DiverseSyndicate 09-11-03 12:36 AM

u never seem to dissapoint me,all your shit is real,and hardcore,this wasnt an exceptional piece except in tha fact that it was ill,well spit,and tha emotion was all over,so many times hav i seen this shit wit some of my homeboys/homegirls,its arollercoaster up--and down up---and down,mostly down though,nice shit babygirl keep ya head up.~1~

DaGyrlRemarqabL 09-12-03 06:58 PM

Thank you...

phoenix808 09-13-03 01:07 AM

I really don't like to copy what's other people have said but once again, you hit home, except i'm at your point of view.
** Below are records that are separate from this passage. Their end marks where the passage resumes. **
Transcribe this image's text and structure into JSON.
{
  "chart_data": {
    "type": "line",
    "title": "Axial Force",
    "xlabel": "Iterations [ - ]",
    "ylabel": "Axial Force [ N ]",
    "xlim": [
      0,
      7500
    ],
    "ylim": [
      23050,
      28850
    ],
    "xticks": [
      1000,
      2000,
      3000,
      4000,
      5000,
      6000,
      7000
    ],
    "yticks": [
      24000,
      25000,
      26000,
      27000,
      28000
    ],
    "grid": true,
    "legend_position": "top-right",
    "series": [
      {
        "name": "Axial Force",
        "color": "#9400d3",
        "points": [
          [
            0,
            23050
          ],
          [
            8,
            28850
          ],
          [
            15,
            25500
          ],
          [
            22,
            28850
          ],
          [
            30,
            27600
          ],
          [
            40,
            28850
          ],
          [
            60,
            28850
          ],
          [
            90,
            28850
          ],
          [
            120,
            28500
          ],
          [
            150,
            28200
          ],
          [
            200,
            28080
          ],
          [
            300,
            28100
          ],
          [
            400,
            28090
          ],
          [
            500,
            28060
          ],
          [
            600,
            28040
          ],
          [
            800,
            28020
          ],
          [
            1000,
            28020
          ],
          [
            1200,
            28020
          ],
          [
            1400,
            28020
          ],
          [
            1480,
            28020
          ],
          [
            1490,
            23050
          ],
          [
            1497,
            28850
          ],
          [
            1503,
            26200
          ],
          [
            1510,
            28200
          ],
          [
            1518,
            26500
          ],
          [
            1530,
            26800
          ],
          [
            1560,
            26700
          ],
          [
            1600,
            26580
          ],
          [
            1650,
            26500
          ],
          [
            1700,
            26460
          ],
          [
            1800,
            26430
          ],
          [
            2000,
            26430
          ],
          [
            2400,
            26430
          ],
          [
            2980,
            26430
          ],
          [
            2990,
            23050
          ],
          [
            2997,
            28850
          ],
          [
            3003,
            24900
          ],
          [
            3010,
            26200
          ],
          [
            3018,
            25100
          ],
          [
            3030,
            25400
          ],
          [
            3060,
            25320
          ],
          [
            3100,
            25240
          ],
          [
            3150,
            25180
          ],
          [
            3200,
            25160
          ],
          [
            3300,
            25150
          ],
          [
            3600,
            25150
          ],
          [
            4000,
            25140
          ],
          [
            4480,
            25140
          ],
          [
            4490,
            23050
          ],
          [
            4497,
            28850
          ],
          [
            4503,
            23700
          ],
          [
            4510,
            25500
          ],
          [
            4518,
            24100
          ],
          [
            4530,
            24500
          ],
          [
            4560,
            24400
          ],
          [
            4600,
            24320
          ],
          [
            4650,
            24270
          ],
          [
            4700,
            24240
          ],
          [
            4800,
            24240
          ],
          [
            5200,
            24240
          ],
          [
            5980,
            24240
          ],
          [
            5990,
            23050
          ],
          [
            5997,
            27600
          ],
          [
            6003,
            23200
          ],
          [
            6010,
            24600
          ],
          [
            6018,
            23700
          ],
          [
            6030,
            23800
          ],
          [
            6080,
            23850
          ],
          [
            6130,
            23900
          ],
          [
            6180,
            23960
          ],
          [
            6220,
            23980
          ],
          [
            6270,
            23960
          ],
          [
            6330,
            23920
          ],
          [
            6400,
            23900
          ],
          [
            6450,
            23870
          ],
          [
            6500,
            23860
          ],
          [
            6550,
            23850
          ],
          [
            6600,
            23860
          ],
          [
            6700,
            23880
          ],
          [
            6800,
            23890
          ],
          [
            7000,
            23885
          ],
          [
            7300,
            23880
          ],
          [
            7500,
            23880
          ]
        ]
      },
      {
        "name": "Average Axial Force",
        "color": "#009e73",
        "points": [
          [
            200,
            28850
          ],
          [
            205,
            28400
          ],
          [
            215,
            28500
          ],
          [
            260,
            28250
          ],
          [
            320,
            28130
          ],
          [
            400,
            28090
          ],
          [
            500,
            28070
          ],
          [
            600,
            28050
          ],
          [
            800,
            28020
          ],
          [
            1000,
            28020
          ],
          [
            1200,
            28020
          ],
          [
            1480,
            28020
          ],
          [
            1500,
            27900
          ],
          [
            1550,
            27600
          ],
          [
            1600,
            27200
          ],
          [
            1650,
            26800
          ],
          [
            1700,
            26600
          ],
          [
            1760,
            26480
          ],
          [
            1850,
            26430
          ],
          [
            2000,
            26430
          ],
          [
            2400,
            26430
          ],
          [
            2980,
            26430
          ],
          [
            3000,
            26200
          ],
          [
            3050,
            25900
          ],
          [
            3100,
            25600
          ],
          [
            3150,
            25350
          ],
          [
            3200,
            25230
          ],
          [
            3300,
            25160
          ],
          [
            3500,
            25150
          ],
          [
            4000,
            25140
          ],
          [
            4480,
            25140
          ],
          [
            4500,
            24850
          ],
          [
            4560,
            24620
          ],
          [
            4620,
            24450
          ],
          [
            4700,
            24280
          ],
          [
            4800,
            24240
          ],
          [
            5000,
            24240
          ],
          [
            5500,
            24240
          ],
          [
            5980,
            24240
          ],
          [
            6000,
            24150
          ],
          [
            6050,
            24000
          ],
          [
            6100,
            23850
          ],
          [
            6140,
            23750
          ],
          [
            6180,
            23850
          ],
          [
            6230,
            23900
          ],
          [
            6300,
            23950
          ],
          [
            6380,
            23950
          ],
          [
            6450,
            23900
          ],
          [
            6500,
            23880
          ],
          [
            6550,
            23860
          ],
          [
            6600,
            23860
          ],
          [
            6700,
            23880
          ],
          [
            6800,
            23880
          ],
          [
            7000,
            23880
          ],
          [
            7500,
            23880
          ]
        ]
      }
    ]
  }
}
I'm Not a mad girlfriend, a guy who doesn't his friends to get all fucked up, very very tight.

Peace

DaGyrlRemarqabL 09-16-03 08:30 PM

Thnx Phoenix

HazY.B 09-26-03 07:07 PM

HOLDS UP HANDS IM gege's numba 1 FAn
 
gurl you knew id find this

Its hard to sit back and watch someone you love die slowly,
solely of their own will, and contempt for life wholly.
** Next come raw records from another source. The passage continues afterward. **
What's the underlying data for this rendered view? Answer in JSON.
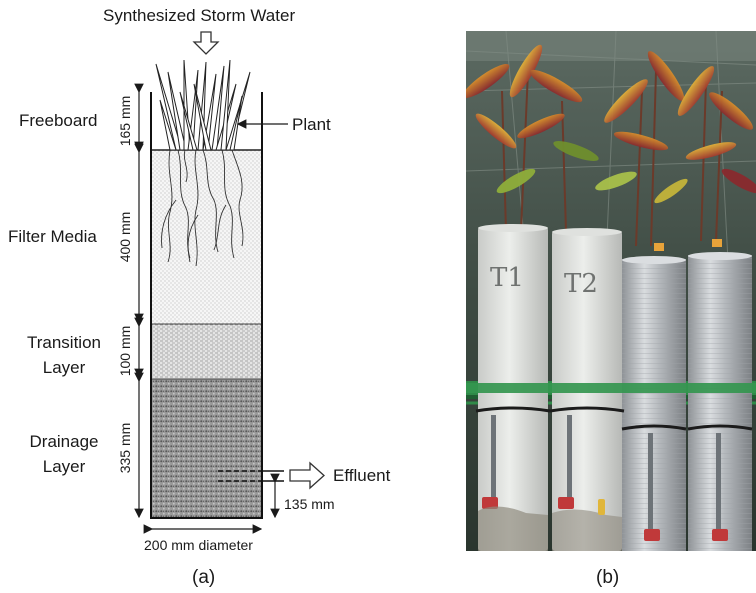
{
  "diagram": {
    "title": "Synthesized Storm Water",
    "layers": [
      {
        "label": "Freeboard",
        "thickness": "165 mm"
      },
      {
        "label": "Filter Media",
        "thickness": "400 mm"
      },
      {
        "label": "Transition Layer",
        "label_lines": [
          "Transition",
          "Layer"
        ],
        "thickness": "100 mm"
      },
      {
        "label": "Drainage Layer",
        "label_lines": [
          "Drainage",
          "Layer"
        ],
        "thickness": "335 mm"
      }
    ],
    "plant_label": "Plant",
    "effluent_label": "Effluent",
    "outlet_height": "135 mm",
    "diameter_label": "200 mm diameter",
    "caption": "(a)"
  },
  "photo": {
    "column_labels": [
      "T1",
      "T2"
    ],
    "caption": "(b)"
  }
}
your unique ryhme scheme that ive ALWAYS admired you find ways to ryhme anything and Have it make sense
this is a nice intro oto your peice
youve always made it so that we can FORSEE what ever it is your story holds
but as i remeber there is ALWAYS a wonderful twist to each of your peices

In a world full of temptation, you always succomb,
Scars on arms dont purge pain, they just make your heart numb.
^
lets you kno that teh person thats writing / telling this CARES deeply for teh person
and feels for them


YOU'RE NOT A CHILD, I'M TIRED OF ACTING LIKE YOUR MOTHER.
NOT A CHILD,_ SURE NOT A MAN, NO LONGER CAN YOU MASK IT,
YOU'RE DRIVING THE NAILS STRAIGHT INTO YOUR OWN CASKET.
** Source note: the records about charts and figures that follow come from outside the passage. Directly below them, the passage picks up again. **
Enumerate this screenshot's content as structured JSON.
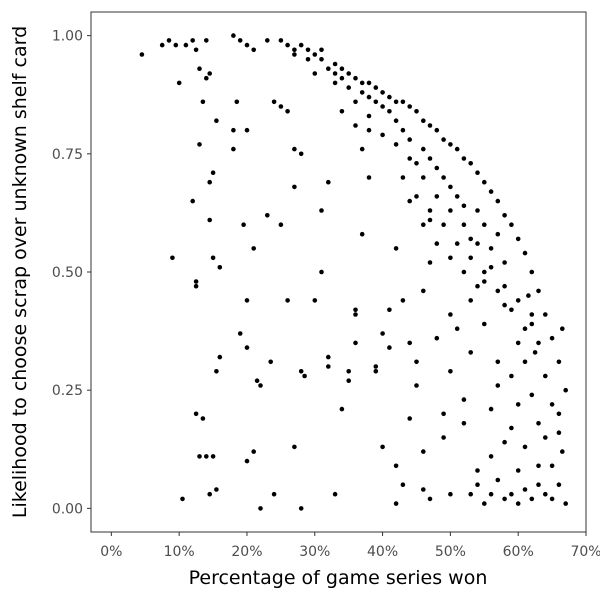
{
  "chart_data": {
    "type": "scatter",
    "title": "",
    "xlabel": "Percentage of game series won",
    "ylabel": "Likelihood to choose scrap over unknown shelf card",
    "xlim": [
      -0.03,
      0.7
    ],
    "ylim": [
      -0.05,
      1.05
    ],
    "x_ticks": [
      0,
      0.1,
      0.2,
      0.3,
      0.4,
      0.5,
      0.6,
      0.7
    ],
    "x_tick_labels": [
      "0%",
      "10%",
      "20%",
      "30%",
      "40%",
      "50%",
      "60%",
      "70%"
    ],
    "y_ticks": [
      0,
      0.25,
      0.5,
      0.75,
      1.0
    ],
    "y_tick_labels": [
      "0.00",
      "0.25",
      "0.50",
      "0.75",
      "1.00"
    ],
    "grid": false,
    "point_color": "#000000",
    "points": [
      [
        0.045,
        0.96
      ],
      [
        0.075,
        0.98
      ],
      [
        0.085,
        0.99
      ],
      [
        0.095,
        0.98
      ],
      [
        0.11,
        0.98
      ],
      [
        0.12,
        0.99
      ],
      [
        0.125,
        0.97
      ],
      [
        0.14,
        0.99
      ],
      [
        0.18,
        1.0
      ],
      [
        0.19,
        0.99
      ],
      [
        0.2,
        0.98
      ],
      [
        0.21,
        0.97
      ],
      [
        0.23,
        0.99
      ],
      [
        0.25,
        0.99
      ],
      [
        0.26,
        0.98
      ],
      [
        0.27,
        0.97
      ],
      [
        0.28,
        0.98
      ],
      [
        0.29,
        0.97
      ],
      [
        0.3,
        0.96
      ],
      [
        0.31,
        0.95
      ],
      [
        0.32,
        0.93
      ],
      [
        0.33,
        0.94
      ],
      [
        0.34,
        0.93
      ],
      [
        0.35,
        0.92
      ],
      [
        0.36,
        0.91
      ],
      [
        0.37,
        0.9
      ],
      [
        0.38,
        0.9
      ],
      [
        0.39,
        0.89
      ],
      [
        0.4,
        0.88
      ],
      [
        0.41,
        0.87
      ],
      [
        0.42,
        0.86
      ],
      [
        0.43,
        0.86
      ],
      [
        0.44,
        0.85
      ],
      [
        0.45,
        0.84
      ],
      [
        0.46,
        0.82
      ],
      [
        0.47,
        0.81
      ],
      [
        0.48,
        0.8
      ],
      [
        0.49,
        0.78
      ],
      [
        0.5,
        0.77
      ],
      [
        0.51,
        0.76
      ],
      [
        0.52,
        0.74
      ],
      [
        0.53,
        0.73
      ],
      [
        0.54,
        0.71
      ],
      [
        0.55,
        0.69
      ],
      [
        0.56,
        0.67
      ],
      [
        0.57,
        0.65
      ],
      [
        0.58,
        0.62
      ],
      [
        0.59,
        0.6
      ],
      [
        0.6,
        0.57
      ],
      [
        0.61,
        0.54
      ],
      [
        0.62,
        0.5
      ],
      [
        0.63,
        0.46
      ],
      [
        0.64,
        0.41
      ],
      [
        0.65,
        0.36
      ],
      [
        0.66,
        0.31
      ],
      [
        0.67,
        0.25
      ],
      [
        0.665,
        0.38
      ],
      [
        0.66,
        0.2
      ],
      [
        0.665,
        0.12
      ],
      [
        0.66,
        0.05
      ],
      [
        0.67,
        0.01
      ],
      [
        0.65,
        0.02
      ],
      [
        0.64,
        0.03
      ],
      [
        0.63,
        0.05
      ],
      [
        0.62,
        0.02
      ],
      [
        0.61,
        0.04
      ],
      [
        0.6,
        0.01
      ],
      [
        0.59,
        0.03
      ],
      [
        0.58,
        0.02
      ],
      [
        0.57,
        0.06
      ],
      [
        0.56,
        0.03
      ],
      [
        0.55,
        0.01
      ],
      [
        0.54,
        0.05
      ],
      [
        0.53,
        0.03
      ],
      [
        0.5,
        0.03
      ],
      [
        0.47,
        0.02
      ],
      [
        0.46,
        0.04
      ],
      [
        0.43,
        0.05
      ],
      [
        0.42,
        0.01
      ],
      [
        0.09,
        0.53
      ],
      [
        0.1,
        0.9
      ],
      [
        0.12,
        0.65
      ],
      [
        0.125,
        0.48
      ],
      [
        0.125,
        0.47
      ],
      [
        0.125,
        0.2
      ],
      [
        0.135,
        0.19
      ],
      [
        0.13,
        0.11
      ],
      [
        0.14,
        0.11
      ],
      [
        0.145,
        0.03
      ],
      [
        0.15,
        0.11
      ],
      [
        0.155,
        0.04
      ],
      [
        0.105,
        0.02
      ],
      [
        0.145,
        0.61
      ],
      [
        0.145,
        0.69
      ],
      [
        0.15,
        0.71
      ],
      [
        0.15,
        0.53
      ],
      [
        0.155,
        0.29
      ],
      [
        0.16,
        0.32
      ],
      [
        0.16,
        0.51
      ],
      [
        0.155,
        0.82
      ],
      [
        0.14,
        0.91
      ],
      [
        0.145,
        0.92
      ],
      [
        0.135,
        0.86
      ],
      [
        0.13,
        0.77
      ],
      [
        0.13,
        0.93
      ],
      [
        0.18,
        0.76
      ],
      [
        0.18,
        0.8
      ],
      [
        0.185,
        0.86
      ],
      [
        0.2,
        0.8
      ],
      [
        0.195,
        0.6
      ],
      [
        0.21,
        0.55
      ],
      [
        0.2,
        0.44
      ],
      [
        0.19,
        0.37
      ],
      [
        0.2,
        0.34
      ],
      [
        0.2,
        0.1
      ],
      [
        0.21,
        0.12
      ],
      [
        0.215,
        0.27
      ],
      [
        0.22,
        0.26
      ],
      [
        0.22,
        0.0
      ],
      [
        0.24,
        0.03
      ],
      [
        0.235,
        0.31
      ],
      [
        0.23,
        0.62
      ],
      [
        0.24,
        0.86
      ],
      [
        0.25,
        0.85
      ],
      [
        0.26,
        0.84
      ],
      [
        0.25,
        0.6
      ],
      [
        0.26,
        0.44
      ],
      [
        0.27,
        0.68
      ],
      [
        0.27,
        0.76
      ],
      [
        0.28,
        0.75
      ],
      [
        0.28,
        0.29
      ],
      [
        0.285,
        0.28
      ],
      [
        0.27,
        0.13
      ],
      [
        0.28,
        0.0
      ],
      [
        0.3,
        0.44
      ],
      [
        0.31,
        0.5
      ],
      [
        0.31,
        0.63
      ],
      [
        0.32,
        0.69
      ],
      [
        0.32,
        0.32
      ],
      [
        0.32,
        0.3
      ],
      [
        0.33,
        0.03
      ],
      [
        0.34,
        0.21
      ],
      [
        0.35,
        0.27
      ],
      [
        0.35,
        0.29
      ],
      [
        0.36,
        0.41
      ],
      [
        0.36,
        0.42
      ],
      [
        0.36,
        0.35
      ],
      [
        0.37,
        0.58
      ],
      [
        0.37,
        0.76
      ],
      [
        0.38,
        0.8
      ],
      [
        0.38,
        0.7
      ],
      [
        0.39,
        0.3
      ],
      [
        0.39,
        0.29
      ],
      [
        0.4,
        0.13
      ],
      [
        0.4,
        0.37
      ],
      [
        0.41,
        0.42
      ],
      [
        0.41,
        0.34
      ],
      [
        0.42,
        0.09
      ],
      [
        0.42,
        0.55
      ],
      [
        0.43,
        0.44
      ],
      [
        0.44,
        0.19
      ],
      [
        0.44,
        0.35
      ],
      [
        0.45,
        0.31
      ],
      [
        0.45,
        0.26
      ],
      [
        0.46,
        0.12
      ],
      [
        0.46,
        0.46
      ],
      [
        0.47,
        0.52
      ],
      [
        0.47,
        0.61
      ],
      [
        0.48,
        0.36
      ],
      [
        0.49,
        0.2
      ],
      [
        0.49,
        0.15
      ],
      [
        0.5,
        0.29
      ],
      [
        0.5,
        0.41
      ],
      [
        0.51,
        0.38
      ],
      [
        0.52,
        0.23
      ],
      [
        0.52,
        0.18
      ],
      [
        0.53,
        0.44
      ],
      [
        0.53,
        0.33
      ],
      [
        0.54,
        0.08
      ],
      [
        0.55,
        0.39
      ],
      [
        0.55,
        0.48
      ],
      [
        0.56,
        0.11
      ],
      [
        0.56,
        0.21
      ],
      [
        0.57,
        0.31
      ],
      [
        0.57,
        0.26
      ],
      [
        0.58,
        0.43
      ],
      [
        0.58,
        0.14
      ],
      [
        0.59,
        0.17
      ],
      [
        0.59,
        0.28
      ],
      [
        0.6,
        0.35
      ],
      [
        0.6,
        0.22
      ],
      [
        0.6,
        0.08
      ],
      [
        0.61,
        0.31
      ],
      [
        0.61,
        0.13
      ],
      [
        0.62,
        0.24
      ],
      [
        0.62,
        0.39
      ],
      [
        0.63,
        0.18
      ],
      [
        0.63,
        0.09
      ],
      [
        0.64,
        0.28
      ],
      [
        0.64,
        0.15
      ],
      [
        0.65,
        0.22
      ],
      [
        0.65,
        0.09
      ],
      [
        0.66,
        0.16
      ],
      [
        0.625,
        0.33
      ],
      [
        0.615,
        0.45
      ],
      [
        0.57,
        0.58
      ],
      [
        0.58,
        0.52
      ],
      [
        0.56,
        0.55
      ],
      [
        0.55,
        0.6
      ],
      [
        0.54,
        0.63
      ],
      [
        0.53,
        0.57
      ],
      [
        0.52,
        0.64
      ],
      [
        0.51,
        0.66
      ],
      [
        0.5,
        0.68
      ],
      [
        0.49,
        0.7
      ],
      [
        0.48,
        0.72
      ],
      [
        0.47,
        0.74
      ],
      [
        0.46,
        0.76
      ],
      [
        0.45,
        0.73
      ],
      [
        0.44,
        0.78
      ],
      [
        0.43,
        0.8
      ],
      [
        0.42,
        0.82
      ],
      [
        0.41,
        0.84
      ],
      [
        0.4,
        0.85
      ],
      [
        0.39,
        0.86
      ],
      [
        0.38,
        0.87
      ],
      [
        0.37,
        0.88
      ],
      [
        0.36,
        0.86
      ],
      [
        0.35,
        0.89
      ],
      [
        0.34,
        0.91
      ],
      [
        0.33,
        0.92
      ],
      [
        0.34,
        0.84
      ],
      [
        0.36,
        0.81
      ],
      [
        0.38,
        0.83
      ],
      [
        0.4,
        0.79
      ],
      [
        0.42,
        0.77
      ],
      [
        0.44,
        0.74
      ],
      [
        0.46,
        0.7
      ],
      [
        0.48,
        0.66
      ],
      [
        0.5,
        0.63
      ],
      [
        0.52,
        0.6
      ],
      [
        0.54,
        0.56
      ],
      [
        0.56,
        0.51
      ],
      [
        0.58,
        0.47
      ],
      [
        0.6,
        0.44
      ],
      [
        0.62,
        0.41
      ],
      [
        0.44,
        0.65
      ],
      [
        0.46,
        0.6
      ],
      [
        0.48,
        0.56
      ],
      [
        0.5,
        0.53
      ],
      [
        0.52,
        0.5
      ],
      [
        0.54,
        0.47
      ],
      [
        0.43,
        0.7
      ],
      [
        0.45,
        0.66
      ],
      [
        0.47,
        0.63
      ],
      [
        0.49,
        0.6
      ],
      [
        0.51,
        0.56
      ],
      [
        0.53,
        0.53
      ],
      [
        0.55,
        0.5
      ],
      [
        0.57,
        0.46
      ],
      [
        0.59,
        0.42
      ],
      [
        0.61,
        0.38
      ],
      [
        0.63,
        0.35
      ],
      [
        0.27,
        0.96
      ],
      [
        0.29,
        0.95
      ],
      [
        0.31,
        0.97
      ],
      [
        0.33,
        0.9
      ],
      [
        0.3,
        0.92
      ]
    ]
  }
}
I BELIVE that this is teh CLIMAX to your peice gege

damn you are so talented

im once again in awe of you and the only thing i regret is the fat that ive been gone so long i kno ive missed so many peices from you.not only you but necro, doped, keezy

all of you......
wonderful gege

simply wonderful

hazy baby

Split-eyez 09-27-03 12:06 PM

wowwwwwww.... just WOW... nice piece... I can definitely relate to it, since I've a friend who's feeling exactly the same and you just stand there, watching and feeling hopeless, becuz no matter how much effort you put into it... it never seems to work out.
Very very nice piece, very inspirering and very sad on the other hand.
This was a piece of honest poetry, just letting your feelings out and I enjoyed every single bit of it.